In publicly held companies, staggered boards have the effect of making hostile takeover attempts more difficult. When a board is staggered, hostile bidders must win more than one proxy fight at successive shareholder meetings in order to exercise control of the target firm. Particularly in combination with a poison pill, a staggered board that cannot be dismantled or evaded is one of the most potent takeover defenses available to U.S. companies. [1]
Institutional shareholders are increasingly calling for an end to staggered boards of directors -- also called "declassifying" the boards. The Wall Street Journal reported in January of 2007 that 2006 marked a key switch in the trend toward declassification or annual votes on all directors: more than half (55%) of the S&P 500 companies have declassified boards, compared with 47% in 2005. [2]

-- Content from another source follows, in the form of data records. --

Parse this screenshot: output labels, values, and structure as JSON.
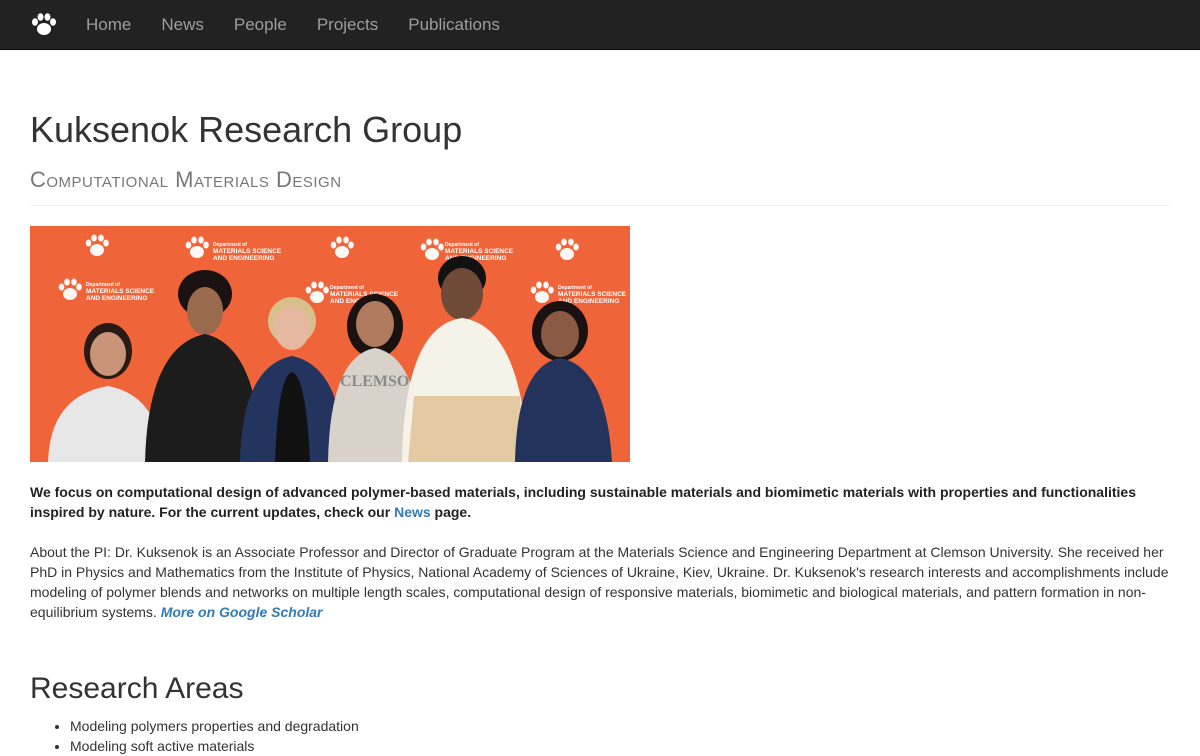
{
  "nav": {
    "brand_icon": "paw-icon",
    "items": [
      {
        "label": "Home"
      },
      {
        "label": "News"
      },
      {
        "label": "People"
      },
      {
        "label": "Projects"
      },
      {
        "label": "Publications"
      }
    ]
  },
  "header": {
    "title": "Kuksenok Research Group",
    "subtitle": "Computational Materials Design"
  },
  "photo": {
    "backdrop_color": "#f0643a",
    "backdrop_logos": [
      "Department of",
      "MATERIALS SCIENCE",
      "AND ENGINEERING"
    ],
    "shirt_text": "CLEMSON"
  },
  "intro": {
    "text_before": "We focus on computational design of advanced polymer-based materials, including sustainable materials and biomimetic materials with properties and functionalities inspired by nature. For the current updates, check our ",
    "link": "News",
    "text_after": " page."
  },
  "pi": {
    "text": "About the PI: Dr. Kuksenok is an Associate Professor and Director of Graduate Program at the Materials Science and Engineering Department at Clemson University. She received her PhD in Physics and Mathematics from the Institute of Physics, National Academy of Sciences of Ukraine, Kiev, Ukraine. Dr. Kuksenok's research interests and accomplishments include modeling of polymer blends and networks on multiple length scales, computational design of responsive materials, biomimetic and biological materials, and pattern formation in non-equilibrium systems. ",
    "link": "More on Google Scholar"
  },
  "research": {
    "heading": "Research Areas",
    "items": [
      "Modeling polymers properties and degradation",
      "Modeling soft active materials"
    ]
  },
  "colors": {
    "navbar": "#222222",
    "nav_text": "#9d9d9d",
    "link": "#337ab7",
    "clemson_orange": "#f0643a"
  }
}
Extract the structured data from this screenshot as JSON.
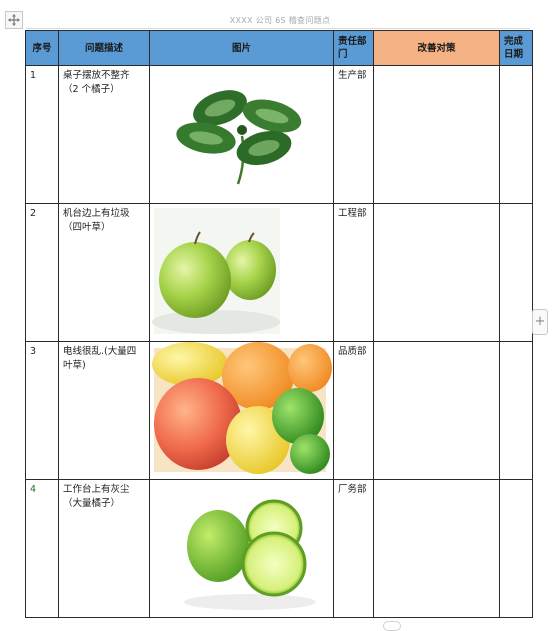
{
  "header": {
    "title": "XXXX 公司 6S 稽查问题点"
  },
  "table": {
    "columns": [
      {
        "label": "序号"
      },
      {
        "label": "问题描述"
      },
      {
        "label": "图片"
      },
      {
        "label": "责任部门"
      },
      {
        "label": "改善对策"
      },
      {
        "label": "完成日期"
      }
    ],
    "rows": [
      {
        "num": "1",
        "desc": "桌子摆放不整齐（2 个橘子）",
        "dept": "生产部",
        "measure": "",
        "date": "",
        "image": "four-leaf-clover"
      },
      {
        "num": "2",
        "desc": "机台边上有垃圾（四叶草）",
        "dept": "工程部",
        "measure": "",
        "date": "",
        "image": "green-apples"
      },
      {
        "num": "3",
        "desc": "电线很乱.(大量四叶草)",
        "dept": "品质部",
        "measure": "",
        "date": "",
        "image": "citrus-fruits"
      },
      {
        "num": "4",
        "desc": "工作台上有灰尘（大量橘子）",
        "dept": "厂务部",
        "measure": "",
        "date": "",
        "image": "limes"
      }
    ]
  },
  "colors": {
    "header_blue": "#5b9bd5",
    "header_orange": "#f4b183",
    "border": "#2b2b2b"
  },
  "icons": {
    "move_handle": "move-icon",
    "add_column": "plus-icon"
  },
  "controls": {
    "add_label": "+"
  }
}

Similar staggering of terms is used for that reason in the election of U.S. Senators, members of the Securities and Exchange Commission, and other public bodies. By design, it has the effect of limiting control of a representative body (a board of directors, the Senate, the SEC, etc.) by the body being represented (shareholders, voters, the President).
Synonym: classified board. "Under this provision, the board is divided into separate classes, usually three, with directors serving overlapping multiyear terms. Thus, apporximately one-third of all directos stand for election each year, and each director is reelected roughly once every three years." [3]
Notes and references
- ^ See Lucian Bebchuk, John C. Coates IV, and Guhan Subramanian, The Powerful Antitakeover Force of Staggered Boards: Theory, Evidence, and Policy, 54 Stan. L. Rev. 887 (2002).
- ^ Jared A. Favole, "Big Firms Increasingly Declassify Boards", The Wall Street Journal, Jan. 10, 2007.
- ^ See Faleye,O., 2007, Classified Boards, Firm value, and Managerial Entrenchment, Journal of Financial Economics83, 501-529.